When PDF.js processes a PDF to HTML5, it lays a <canvas>
over all the <div>
elements containing the text. This canvas is a proper render of the PDF, while the text underneath is quite rough (but sufficient for certain purposes such as searching for words).
Using the PDF.js demo page, I can make the underlying text visible by:
Deleting the <canvas>
element.
Disabling the color: transparent
property on the .textLayer
class, which acts upon the underlying text.

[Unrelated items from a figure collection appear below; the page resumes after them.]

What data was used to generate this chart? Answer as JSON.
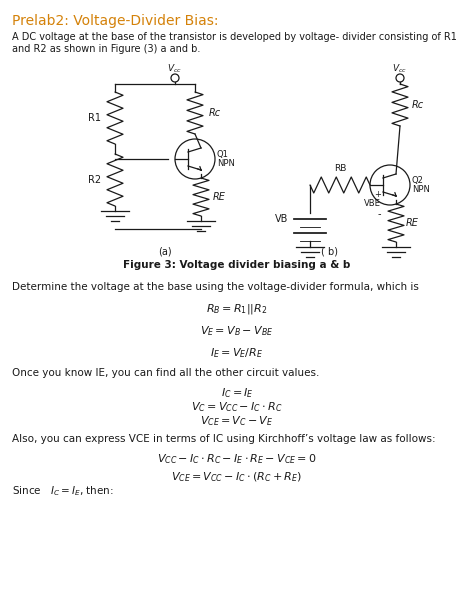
{
  "title": "Prelab2: Voltage-Divider Bias:",
  "title_color": "#d4820a",
  "bg_color": "#ffffff",
  "body_color": "#1a1a1a",
  "fig_width": 4.74,
  "fig_height": 5.94,
  "dpi": 100,
  "para1_line1": "A DC voltage at the base of the transistor is developed by voltage- divider consisting of R1",
  "para1_line2": "and R2 as shown in Figure (3) a and b.",
  "fig_caption": "Figure 3: Voltage divider biasing a & b",
  "para2": "Determine the voltage at the base using the voltage-divider formula, which is",
  "eq1": "$R_B = R_1||R_2$",
  "eq2": "$V_E = V_B - V_{BE}$",
  "eq3": "$I_E = V_E/R_E$",
  "para3": "Once you know IE, you can find all the other circuit values.",
  "eq4a": "$I_C = I_E$",
  "eq4b": "$V_C = V_{CC} - I_C \\cdot R_C$",
  "eq4c": "$V_{CE} = V_C - V_E$",
  "para4": "Also, you can express VCE in terms of IC using Kirchhoff’s voltage law as follows:",
  "eq5": "$V_{CC} - I_C \\cdot R_C - I_E \\cdot R_E - V_{CE} = 0$",
  "since_label": "Since   $I_C = I_E$, then:",
  "eq6": "$V_{CE} = V_{CC} - I_C \\cdot (R_C + R_E)$"
}
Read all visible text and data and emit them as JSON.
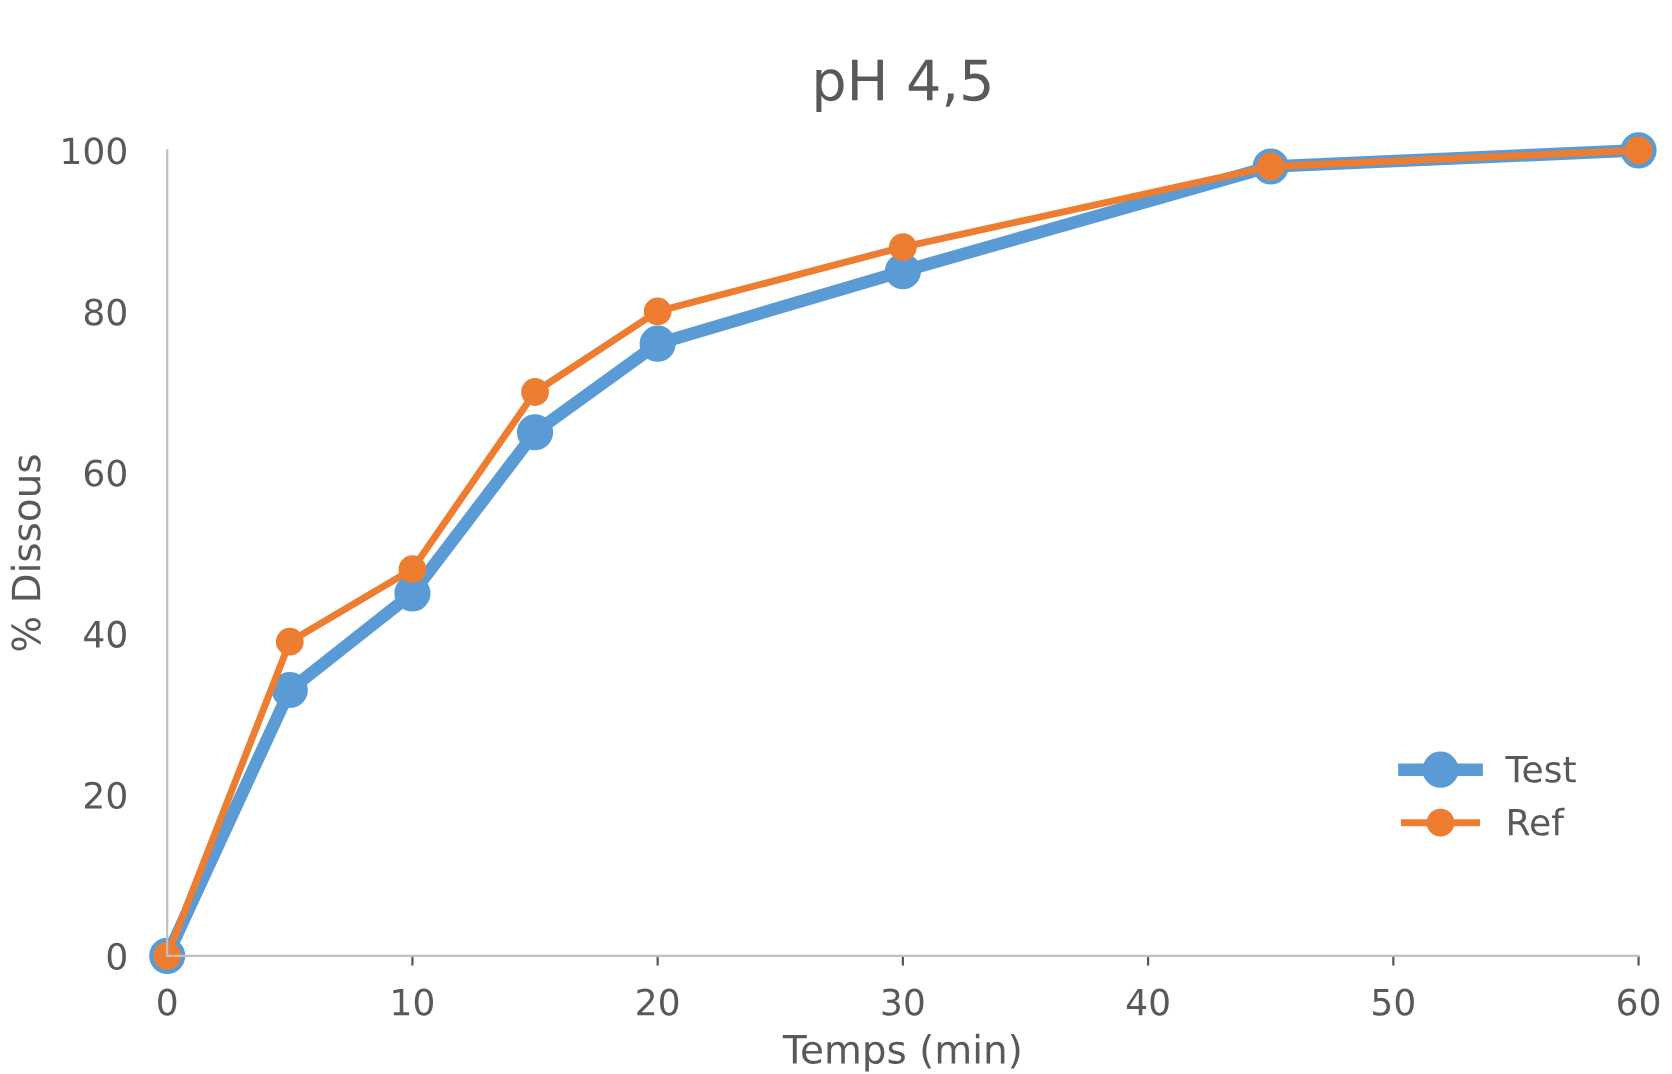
{
  "chart_data": {
    "type": "line",
    "title": "pH 4,5",
    "xlabel": "Temps (min)",
    "ylabel": "% Dissous",
    "x": [
      0,
      5,
      10,
      15,
      20,
      30,
      45,
      60
    ],
    "series": [
      {
        "name": "Test",
        "color": "#5b9bd5",
        "values": [
          0,
          33,
          45,
          65,
          76,
          85,
          98,
          100
        ]
      },
      {
        "name": "Ref",
        "color": "#ed7d31",
        "values": [
          0,
          39,
          48,
          70,
          80,
          88,
          98,
          100
        ]
      }
    ],
    "xlim": [
      0,
      60
    ],
    "xticks": [
      0,
      10,
      20,
      30,
      40,
      50,
      60
    ],
    "ylim": [
      0,
      100
    ],
    "yticks": [
      0,
      20,
      40,
      60,
      80,
      100
    ],
    "grid": false,
    "legend": "bottom right",
    "marker": "circle",
    "line_style": "solid"
  }
}
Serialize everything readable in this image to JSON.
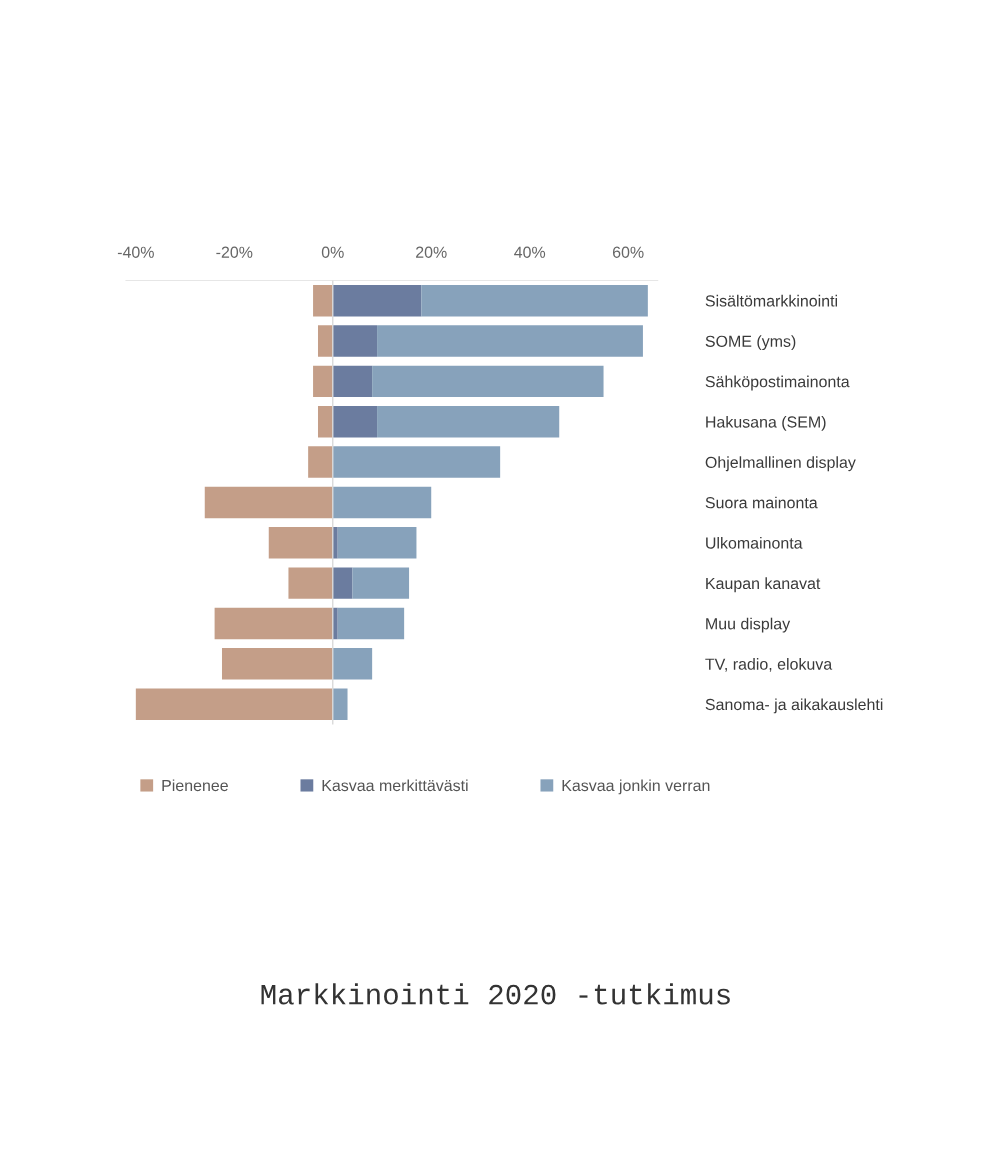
{
  "chart_data": {
    "type": "bar",
    "orientation": "horizontal",
    "stacked": true,
    "categories": [
      "Sisältömarkkinointi",
      "SOME (yms)",
      "Sähköpostimainonta",
      "Hakusana (SEM)",
      "Ohjelmallinen display",
      "Suora mainonta",
      "Ulkomainonta",
      "Kaupan kanavat",
      "Muu display",
      "TV, radio, elokuva",
      "Sanoma- ja aikakauslehti"
    ],
    "series": [
      {
        "name": "Pienenee",
        "color": "#c49e88",
        "values": [
          -4,
          -3,
          -4,
          -3,
          -5,
          -26,
          -13,
          -9,
          -24,
          -22.5,
          -40
        ]
      },
      {
        "name": "Kasvaa merkittävästi",
        "color": "#6b7c9f",
        "values": [
          18,
          9,
          8,
          9,
          0,
          0,
          1,
          4,
          1,
          0,
          0
        ]
      },
      {
        "name": "Kasvaa jonkin verran",
        "color": "#87a2bb",
        "values": [
          46,
          54,
          47,
          37,
          34,
          20,
          16,
          11.5,
          13.5,
          8,
          3
        ]
      }
    ],
    "xlim": [
      -42,
      66
    ],
    "xticks": [
      {
        "value": -40,
        "label": "-40%"
      },
      {
        "value": -20,
        "label": "-20%"
      },
      {
        "value": 0,
        "label": "0%"
      },
      {
        "value": 20,
        "label": "20%"
      },
      {
        "value": 40,
        "label": "40%"
      },
      {
        "value": 60,
        "label": "60%"
      }
    ],
    "ref_lines": [
      {
        "axis": "x",
        "value": 0,
        "color": "#d9d9d9"
      }
    ],
    "grid": false,
    "legend": "bottom",
    "annotations": [
      "Markkinointi 2020 -tutkimus"
    ]
  }
}
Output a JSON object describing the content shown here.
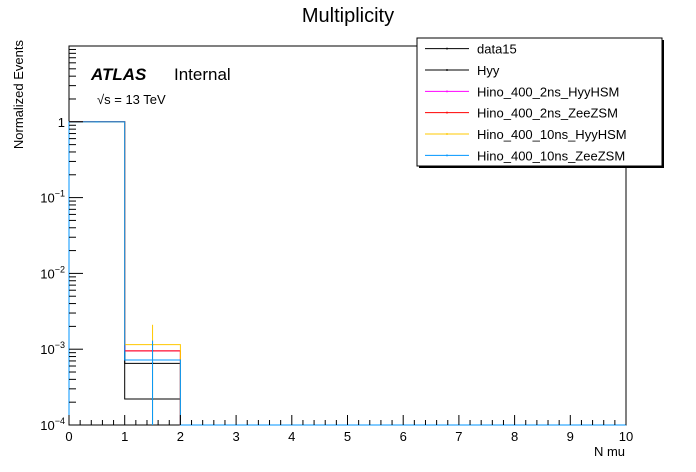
{
  "chart_data": {
    "type": "histogram",
    "title": "Multiplicity",
    "xlabel": "N mu",
    "ylabel": "Normalized Events",
    "xlim": [
      0,
      10
    ],
    "ylim": [
      0.0001,
      10
    ],
    "log_y": true,
    "x_ticks": [
      "0",
      "1",
      "2",
      "3",
      "4",
      "5",
      "6",
      "7",
      "8",
      "9",
      "10"
    ],
    "y_tick_values": [
      0.0001,
      0.001,
      0.01,
      0.1,
      1
    ],
    "y_ticks": [
      {
        "base": "10",
        "exp": "−4"
      },
      {
        "base": "10",
        "exp": "−3"
      },
      {
        "base": "10",
        "exp": "−2"
      },
      {
        "base": "10",
        "exp": "−1"
      },
      {
        "base": "1",
        "exp": ""
      }
    ],
    "atlas_label": "ATLAS",
    "atlas_status": "Internal",
    "energy_label": "√s = 13 TeV",
    "bin_edges": [
      0,
      1,
      2,
      3,
      4,
      5,
      6,
      7,
      8,
      9,
      10
    ],
    "legend_position": "top-right",
    "series": [
      {
        "name": "data15",
        "color": "#000000",
        "values": [
          0.9993,
          0.00065,
          0.0001,
          0.0001,
          0.0001,
          0.0001,
          0.0001,
          0.0001,
          0.0001,
          0.0001
        ]
      },
      {
        "name": "Hyy",
        "color": "#000000",
        "values": [
          0.9998,
          0.00022,
          0.0001,
          0.0001,
          0.0001,
          0.0001,
          0.0001,
          0.0001,
          0.0001,
          0.0001
        ]
      },
      {
        "name": "Hino_400_2ns_HyyHSM",
        "color": "#ff00ff",
        "values": [
          0.9991,
          0.00095,
          0.0001,
          0.0001,
          0.0001,
          0.0001,
          0.0001,
          0.0001,
          0.0001,
          0.0001
        ]
      },
      {
        "name": "Hino_400_2ns_ZeeZSM",
        "color": "#ff0000",
        "values": [
          0.9991,
          0.00095,
          0.0001,
          0.0001,
          0.0001,
          0.0001,
          0.0001,
          0.0001,
          0.0001,
          0.0001
        ]
      },
      {
        "name": "Hino_400_10ns_HyyHSM",
        "color": "#ffc800",
        "values": [
          0.9989,
          0.00115,
          0.0001,
          0.0001,
          0.0001,
          0.0001,
          0.0001,
          0.0001,
          0.0001,
          0.0001
        ]
      },
      {
        "name": "Hino_400_10ns_ZeeZSM",
        "color": "#0096ff",
        "values": [
          0.9993,
          0.00072,
          0.0001,
          0.0001,
          0.0001,
          0.0001,
          0.0001,
          0.0001,
          0.0001,
          0.0001
        ]
      }
    ]
  }
}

... However, the text remains low-opacity, and I can't find the CSS that's controlling this effect (see below):
Before - with canvas
After - having applied the aforementioned two steps
Is there a way to manually restore the text back to full opacity using JavaScript? Or better yet, is there a special way to invoke PDF.js so that it presents just the underlying text, and discards the canvas entirely (or disables the canvas for all text usages)?
Well, repeating your steps, I
- removed
.textLayer > div { color: transparent; }
,
- added
.pdfViewer .canvasWrapper { display: none; }
- and lastly changed the opacity of the text layer
.textLayer { opacity: 1.0; }
.
The last one did the trick.
To do this programmatically via JS, you could use:
var mainCSS = document.styleSheets[0];
mainCSS.insertRule(".textLayer { opacity: 1.0; }", 1);
mainCSS.insertRule(".textLayer > div { color: initial !important; }", 1);
mainCSS.insertRule(".pdfViewer .canvasWrapper { display: none; }", 1);
The !important
after color: initial
is used to prevent the original CSS definition (color: transparent
) from being applied.
Edit:
To prevent that text is drawn to the canvas, you could disable the functions that are used to draw text (namely fillText
and strokeText
).
CanvasRenderingContext2D.prototype.strokeText = function () { };
CanvasRenderingContext2D.prototype.fillText = function () { };
That way you will not have to modify the code in PDF.js itself.
If you want to preserve the functionality of strokeText
and fillText
you might be willing to adjust the functions showText
and paintChar
(within pdf.js / pdf.worker.js).